Fortunately, lockdowns worked to a large extent in China. In fact, some public health researchers suggest that the couple of weeks China delayed in imposing this lockdown account for the importation of the virus into other parts of the world.
A report on www.nature.com quoted a model simulation by emerging-disease researchers at the University of Southampton, UK as showing that: “If China had implemented its control measures a week earlier, it could have prevented 67% of all cases there. Implementing the measures three weeks earlier… would have cut the number of infections to 5% of the total.” Even then, the first seven days of the lockdown reduced to the number of people each infected person passed the virus to from 2.2 to 1.05 on the average. This did not pass without recognition of the World Health Organisation.
But while other countries have made adequate and data-inspired plans to cushion the effect of the lockdown on the personal economies of their citizens, Nigeria’s promises seem wild and haphazard.
The Minister of Humanitarian Affairs, Disaster Management and Social Development, Sadiya Farouq, said on Tuesday that 11 million Nigerians would benefit from government’s palliative measures. While the minister spoke about an already existing register of this number, there is the more important question of the percentage this group constitutes when the same minister said that 90 million Nigerians lived in extreme poverty just a couple of months back.
One of the reasons why lockdowns are difficult in Nigeria is that a substantial part of the population depends on a daily trade for subsistence. Denying them that opportunity for no fault of theirs puts a huge responsibility, which government must quickly come to terms with. This, more than any assumptions about the inability of Nigerians to comply, is the most potent threat to this all-important lockdown.

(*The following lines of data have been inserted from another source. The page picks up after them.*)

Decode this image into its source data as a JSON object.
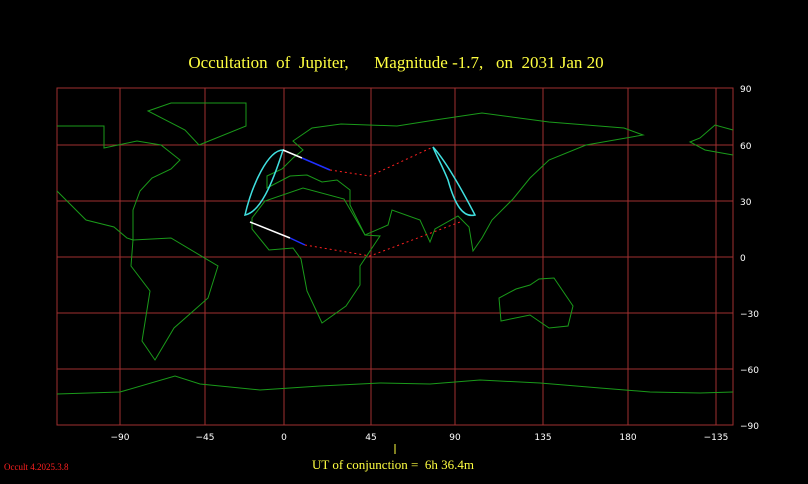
{
  "title": "Occultation  of  Jupiter,      Magnitude -1.7,   on  2031 Jan 20",
  "longitude_labels": [
    "−90",
    "−45",
    "0",
    "45",
    "90",
    "135",
    "180",
    "−135"
  ],
  "latitude_labels": [
    "90",
    "60",
    "30",
    "0",
    "−30",
    "−60",
    "−90"
  ],
  "conjunction": "UT of conjunction =  6h 36.4m",
  "version": "Occult 4.2025.3.8"
}
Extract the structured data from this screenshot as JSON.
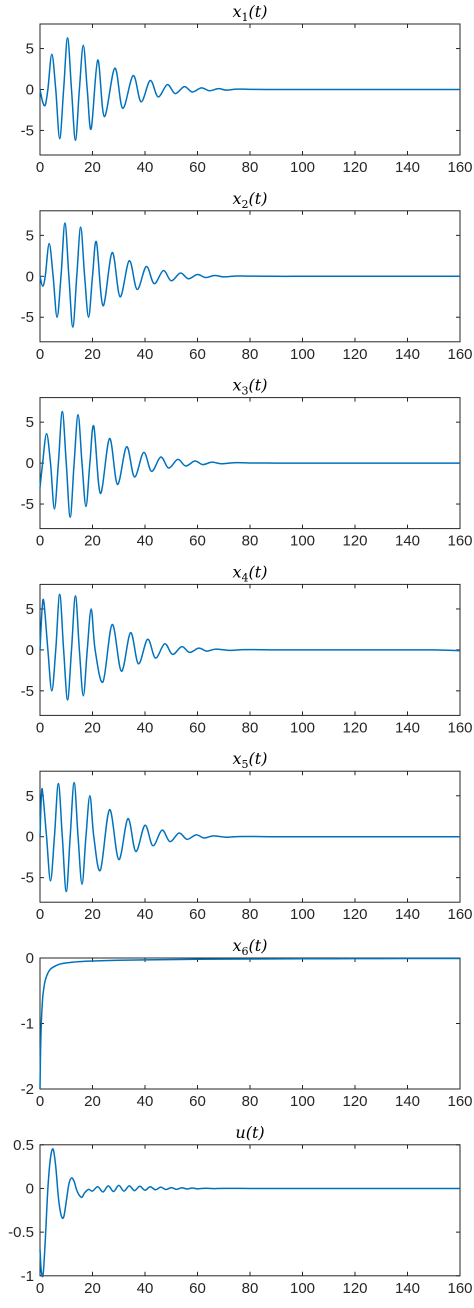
{
  "colors": {
    "series": "#0072BD",
    "axis": "#262626",
    "background": "#ffffff"
  },
  "chart_data": [
    {
      "type": "line",
      "title": "x1(t)",
      "xlim": [
        0,
        160
      ],
      "ylim": [
        -8,
        8
      ],
      "xticks": [
        0,
        20,
        40,
        60,
        80,
        100,
        120,
        140,
        160
      ],
      "yticks": [
        5,
        0,
        -5
      ],
      "xtick_labels": [
        "0",
        "20",
        "40",
        "60",
        "80",
        "100",
        "120",
        "140",
        "160"
      ],
      "ytick_labels": [
        "5",
        "0",
        "-5"
      ],
      "grid": false,
      "series": [
        {
          "x": [
            0,
            1,
            2,
            3,
            4.5,
            6,
            7.5,
            9,
            10.5,
            12,
            13.5,
            15,
            16.5,
            18,
            19.5,
            22,
            24.5,
            28.5,
            31.5,
            35.5,
            38.5,
            42,
            45,
            48.5,
            51.5,
            55,
            58,
            61.5,
            64.5,
            68,
            71,
            75,
            80,
            90,
            100,
            110,
            120,
            130,
            140,
            150,
            160
          ],
          "y": [
            0,
            -1.5,
            -1.9,
            0,
            4.3,
            0,
            -6.0,
            0,
            6.3,
            0,
            -6.2,
            0,
            5.4,
            0,
            -4.8,
            3.6,
            -3.3,
            2.6,
            -2.3,
            1.7,
            -1.5,
            1.1,
            -0.9,
            0.6,
            -0.5,
            0.35,
            -0.3,
            0.2,
            -0.15,
            0.1,
            -0.08,
            0.05,
            0.02,
            0,
            0,
            0,
            0,
            0,
            0,
            0,
            0
          ]
        }
      ]
    },
    {
      "type": "line",
      "title": "x2(t)",
      "xlim": [
        0,
        160
      ],
      "ylim": [
        -8,
        8
      ],
      "xticks": [
        0,
        20,
        40,
        60,
        80,
        100,
        120,
        140,
        160
      ],
      "yticks": [
        5,
        0,
        -5
      ],
      "xtick_labels": [
        "0",
        "20",
        "40",
        "60",
        "80",
        "100",
        "120",
        "140",
        "160"
      ],
      "ytick_labels": [
        "5",
        "0",
        "-5"
      ],
      "grid": false,
      "series": [
        {
          "x": [
            0,
            1,
            2,
            3.5,
            5,
            6.5,
            8,
            9.5,
            11,
            12.5,
            14,
            15.5,
            17,
            18.5,
            20,
            21.5,
            24,
            27.5,
            30.5,
            34,
            37,
            40.5,
            43.5,
            47,
            50,
            53.5,
            56.5,
            60,
            63,
            66.5,
            70,
            75,
            80,
            90,
            100,
            110,
            120,
            130,
            140,
            150,
            160
          ],
          "y": [
            0,
            -1.2,
            0,
            4.0,
            0,
            -5.0,
            0,
            6.5,
            0,
            -6.2,
            0,
            6.0,
            0,
            -5.0,
            0,
            4.2,
            -3.6,
            2.9,
            -2.5,
            1.9,
            -1.6,
            1.2,
            -0.9,
            0.7,
            -0.55,
            0.4,
            -0.3,
            0.22,
            -0.15,
            0.1,
            -0.07,
            0.04,
            0.02,
            0,
            0,
            0,
            0,
            0,
            0,
            0,
            0
          ]
        }
      ]
    },
    {
      "type": "line",
      "title": "x3(t)",
      "xlim": [
        0,
        160
      ],
      "ylim": [
        -8,
        8
      ],
      "xticks": [
        0,
        20,
        40,
        60,
        80,
        100,
        120,
        140,
        160
      ],
      "yticks": [
        5,
        0,
        -5
      ],
      "xtick_labels": [
        "0",
        "20",
        "40",
        "60",
        "80",
        "100",
        "120",
        "140",
        "160"
      ],
      "ytick_labels": [
        "5",
        "0",
        "-5"
      ],
      "grid": false,
      "series": [
        {
          "x": [
            0,
            1,
            2.5,
            4,
            5.5,
            7,
            8.5,
            10,
            11.5,
            13,
            14.5,
            16,
            17.5,
            19,
            20.5,
            23,
            26.5,
            29.5,
            33,
            36,
            39.5,
            42.5,
            46,
            49,
            52.5,
            55.5,
            59,
            62,
            65.5,
            69,
            74,
            80,
            90,
            100,
            110,
            120,
            130,
            140,
            150,
            160
          ],
          "y": [
            -3.0,
            0,
            3.6,
            0,
            -5.6,
            0,
            6.3,
            0,
            -6.6,
            0,
            5.9,
            0,
            -5.3,
            0,
            4.5,
            -3.7,
            3.0,
            -2.6,
            2.0,
            -1.7,
            1.3,
            -1.0,
            0.75,
            -0.6,
            0.45,
            -0.35,
            0.25,
            -0.18,
            0.12,
            -0.08,
            0.05,
            0.02,
            0,
            0,
            0,
            0,
            0,
            0,
            0,
            0
          ]
        }
      ]
    },
    {
      "type": "line",
      "title": "x4(t)",
      "xlim": [
        0,
        160
      ],
      "ylim": [
        -8,
        8
      ],
      "xticks": [
        0,
        20,
        40,
        60,
        80,
        100,
        120,
        140,
        160
      ],
      "yticks": [
        5,
        0,
        -5
      ],
      "xtick_labels": [
        "0",
        "20",
        "40",
        "60",
        "80",
        "100",
        "120",
        "140",
        "160"
      ],
      "ytick_labels": [
        "5",
        "0",
        "-5"
      ],
      "grid": false,
      "series": [
        {
          "x": [
            0,
            0.8,
            1.5,
            3,
            4.5,
            6,
            7.5,
            9,
            10.5,
            12,
            13.5,
            15,
            16.5,
            18,
            19.5,
            21,
            24,
            27.5,
            31,
            34.5,
            37.5,
            41,
            44,
            47.5,
            50.5,
            54,
            57,
            60.5,
            63.5,
            67,
            72,
            78,
            90,
            100,
            110,
            120,
            130,
            140,
            150,
            160
          ],
          "y": [
            0,
            5.0,
            5.8,
            0,
            -5.0,
            0,
            6.8,
            0,
            -6.1,
            0,
            6.6,
            0,
            -5.6,
            0,
            5.0,
            0,
            -3.9,
            3.1,
            -2.6,
            2.1,
            -1.7,
            1.3,
            -1.0,
            0.75,
            -0.55,
            0.4,
            -0.3,
            0.22,
            -0.15,
            0.1,
            -0.06,
            0.03,
            0,
            0,
            0,
            0,
            0,
            0,
            0,
            -0.1
          ]
        }
      ]
    },
    {
      "type": "line",
      "title": "x5(t)",
      "xlim": [
        0,
        160
      ],
      "ylim": [
        -8,
        8
      ],
      "xticks": [
        0,
        20,
        40,
        60,
        80,
        100,
        120,
        140,
        160
      ],
      "yticks": [
        5,
        0,
        -5
      ],
      "xtick_labels": [
        "0",
        "20",
        "40",
        "60",
        "80",
        "100",
        "120",
        "140",
        "160"
      ],
      "ytick_labels": [
        "5",
        "0",
        "-5"
      ],
      "grid": false,
      "series": [
        {
          "x": [
            0,
            0.6,
            1.2,
            2.5,
            4,
            5.5,
            7,
            8.5,
            10,
            11.5,
            13,
            14.5,
            16,
            17.5,
            19,
            20.5,
            23,
            26.5,
            30,
            33.5,
            36.5,
            40,
            43,
            46.5,
            49.5,
            53,
            56,
            59.5,
            62.5,
            66,
            71,
            77,
            90,
            100,
            110,
            120,
            130,
            140,
            150,
            160
          ],
          "y": [
            0,
            5.5,
            4.8,
            0,
            -5.4,
            0,
            6.5,
            0,
            -6.7,
            0,
            6.6,
            0,
            -5.8,
            0,
            5.0,
            0,
            -4.1,
            3.3,
            -2.8,
            2.2,
            -1.8,
            1.4,
            -1.1,
            0.8,
            -0.6,
            0.45,
            -0.32,
            0.23,
            -0.16,
            0.1,
            -0.06,
            0.03,
            0,
            0,
            0,
            0,
            0,
            0,
            0,
            0
          ]
        }
      ]
    },
    {
      "type": "line",
      "title": "x6(t)",
      "xlim": [
        0,
        160
      ],
      "ylim": [
        -2,
        0
      ],
      "xticks": [
        0,
        20,
        40,
        60,
        80,
        100,
        120,
        140,
        160
      ],
      "yticks": [
        0,
        -1,
        -2
      ],
      "xtick_labels": [
        "0",
        "20",
        "40",
        "60",
        "80",
        "100",
        "120",
        "140",
        "160"
      ],
      "ytick_labels": [
        "0",
        "-1",
        "-2"
      ],
      "grid": false,
      "series": [
        {
          "x": [
            0,
            0.2,
            0.5,
            1,
            1.5,
            2,
            3,
            4,
            5,
            7,
            10,
            15,
            20,
            30,
            40,
            60,
            80,
            100,
            120,
            140,
            160
          ],
          "y": [
            -2.0,
            -1.45,
            -1.0,
            -0.62,
            -0.45,
            -0.34,
            -0.23,
            -0.17,
            -0.14,
            -0.1,
            -0.075,
            -0.055,
            -0.045,
            -0.035,
            -0.028,
            -0.02,
            -0.015,
            -0.012,
            -0.01,
            -0.008,
            -0.007
          ]
        }
      ]
    },
    {
      "type": "line",
      "title": "u(t)",
      "xlim": [
        0,
        160
      ],
      "ylim": [
        -1,
        0.5
      ],
      "xticks": [
        0,
        20,
        40,
        60,
        80,
        100,
        120,
        140,
        160
      ],
      "yticks": [
        0.5,
        0,
        -0.5,
        -1
      ],
      "xtick_labels": [
        "0",
        "20",
        "40",
        "60",
        "80",
        "100",
        "120",
        "140",
        "160"
      ],
      "ytick_labels": [
        "0.5",
        "0",
        "-0.5",
        "-1"
      ],
      "grid": false,
      "series": [
        {
          "x": [
            0,
            0.5,
            1.2,
            2,
            3,
            4,
            5,
            6,
            7,
            8,
            9,
            10,
            11,
            12,
            13,
            14,
            15,
            16,
            17,
            18.5,
            20,
            22,
            24,
            26,
            28,
            30,
            32,
            34,
            36,
            38,
            40,
            42,
            44,
            46,
            48,
            50,
            52,
            54,
            56,
            58,
            60,
            63,
            66,
            70,
            80,
            90,
            100,
            120,
            140,
            160
          ],
          "y": [
            -0.7,
            -0.95,
            -0.98,
            -0.6,
            0,
            0.35,
            0.45,
            0.25,
            -0.1,
            -0.3,
            -0.33,
            -0.15,
            0.05,
            0.12,
            0.08,
            -0.02,
            -0.08,
            -0.1,
            -0.05,
            -0.01,
            -0.03,
            0.02,
            -0.04,
            0.03,
            -0.035,
            0.035,
            -0.03,
            0.03,
            -0.025,
            0.025,
            -0.02,
            0.02,
            -0.015,
            0.015,
            -0.012,
            0.01,
            -0.01,
            0.008,
            -0.006,
            0.005,
            -0.004,
            0.003,
            -0.002,
            0.001,
            0,
            0,
            0,
            0,
            0,
            0
          ]
        }
      ]
    }
  ]
}
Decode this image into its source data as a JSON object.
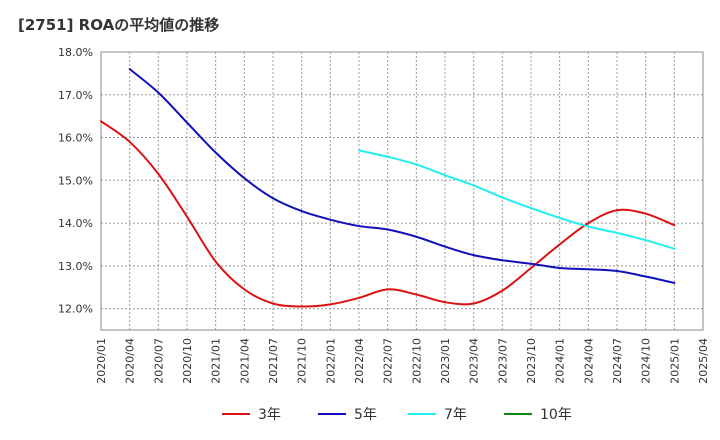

Even before the official pronouncement, many Nigerians had gone ahead to stock up their homes, purchase face masks, litres of sanitisers and as much soap as any stay-at-home would require. What, in any case, does that take for a citizenry already used to providing their own water, power and even security?
However, when government denies its people their means of livelihood, it must provide an alternative.
And while at that, one also hopes this emergency becomes a wake-up call for policymakers and political actors in Nigeria to take stock of their failings, save the country from haemorrhaging, rebuild the public infrastructure and reverse the big failure that it is becoming.